Alma rolled her eyes again and pulled Jo back into line. “Come on, girls. We don’t have time for foolishness. We need to get changed for the moon number.”

“Bye, baby.” Jo blew Memphis a kiss and he pretended to catch it.

“Memphis!” the stage manager bellowed around the cigar clenched between his teeth. “I’m not paying you to play with the girls. Papa Charles wants you. Hop to.”

In the narrow hallway, Memphis passed Gabe and the Count, who were on their way out back.

“Hey, boss,” Gabe said, gripping Memphis’s hand. “We going to that rent party on Saturday? Plenty of flossy chicks and whiskey.”

“Whose whiskey? Don’t get some coffin varnish off someone you don’t know and put us both in the morgue.” It was a fact that disreputable bootleggers sometimes mixed the booze with kerosene or gasoline.

Gabe spread his hands wide and grinned. “Leave it to Gabe, brother.”

Memphis laughed. Other than Isaiah, Gabe had been the one constant in his life. They’d met in the fourth grade, when Gabe had gotten into trouble with the principal for selling cigarettes behind the school and Memphis had been assigned to be his buddy and set him straight. It set the tone of their friendship: Memphis was still there to get Gabe out of trouble, and Gabe was there to help Memphis get into it. The one thing Gabe was serious about was music. He was one of the hottest trumpet players in town. Word was definitely spreading about the skinny kid with the big sound. Even Duke Ellington had come to hear Gabe play. It was one of the reasons Papa Charles kept him on. Gabe was a prankster and a troublemaker, but once he started playing that horn, it was all worth it.

“Going out for a smoke. You want some mezz?” Gabe asked. His eyes were already a little red.

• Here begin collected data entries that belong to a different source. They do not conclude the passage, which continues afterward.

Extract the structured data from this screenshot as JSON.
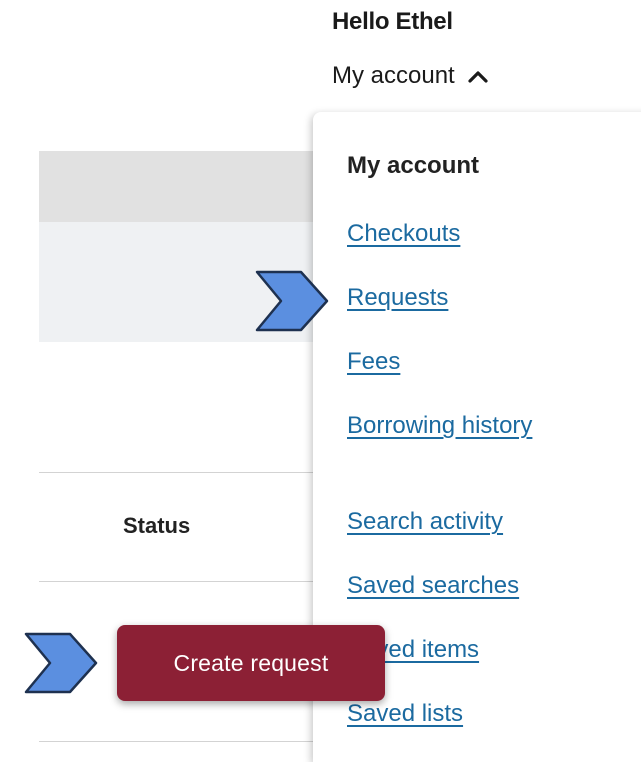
{
  "header": {
    "greeting": "Hello Ethel",
    "account_label": "My account",
    "account_icon": "chevron-up-icon"
  },
  "table": {
    "status_header": "Status"
  },
  "account_menu": {
    "title": "My account",
    "items": [
      {
        "label": "Checkouts"
      },
      {
        "label": "Requests"
      },
      {
        "label": "Fees"
      },
      {
        "label": "Borrowing history"
      },
      {
        "label": "Search activity"
      },
      {
        "label": "Saved searches"
      },
      {
        "label": "Saved items"
      },
      {
        "label": "Saved lists"
      }
    ]
  },
  "actions": {
    "create_request_label": "Create request"
  },
  "annotations": {
    "pointer_icon": "arrow-pointer-icon",
    "pointer_fill": "#5b8fe0",
    "pointer_stroke": "#1e3150"
  },
  "colors": {
    "link": "#1b6aa0",
    "button_bg": "#8c2035",
    "button_text": "#ffffff"
  }
}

Memphis shook his head. “Gotta keep a clear head, Gabe.”

“Suit yourself, Grandma.”

“I usually do,” Memphis said. He swiped a hand across the overhead light, feeling the warmth of the bulb, and then passed through a tunnel into the building next door where all the offices were. Several secretaries sat at long tables, counting money from the morning’s numbers racket. Memphis tipped his cap to them and slipped into Papa Charles’s office. From his seat behind a mahogany desk, Papa Charles waved Memphis toward a waiting chair while he finished his telephone call.

Papa Charles was the undisputed king of Harlem. He controlled the numbers racket, the horse races and boxing matches. He ran the bootlegging and fixed things with the cops. If you needed a loan, you went to Papa Charles. When a church needed a new building, Papa Charles gave them the money. Schools, fraternal organizations, and even Harlem’s professional basketball team, the New York Renaissance, or Rens, were financed in part by Papa Charles, the Dapper Gentleman. And at several clubs and speakeasies, like the Hotsy Totsy, he showcased some of the best musicians and dancers in town.

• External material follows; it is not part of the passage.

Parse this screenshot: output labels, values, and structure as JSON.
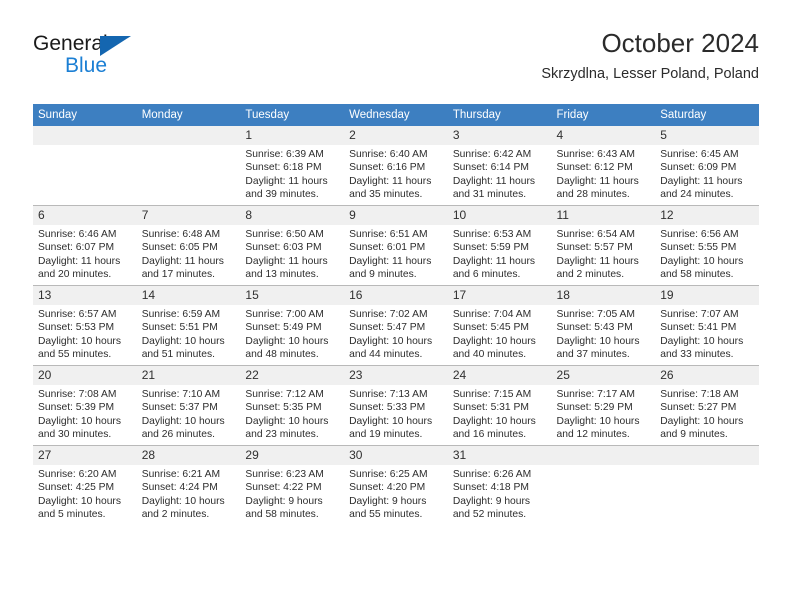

“Well, as long as I’m running the numbers in Harlem, it’ll stay black,” Papa Charles said firmly into the telephone, “and you can tell Dutch Schultz and his associates that I say so.” He hung up forcefully and opened the lid on a silver box, selecting a cigar. He bit off the end and spat it into his wastebasket. Memphis lit the cigar’s tip, trying not to cough as the first puffs of smoke billowed out.

“Trouble?”

Papa Charles waved the thought and the smoke away. “White bootleggers want to run the Harlem rackets now. I don’t intend to let them. But they’re working hard at it. Heard the police raided one of Queenie’s joints last night.”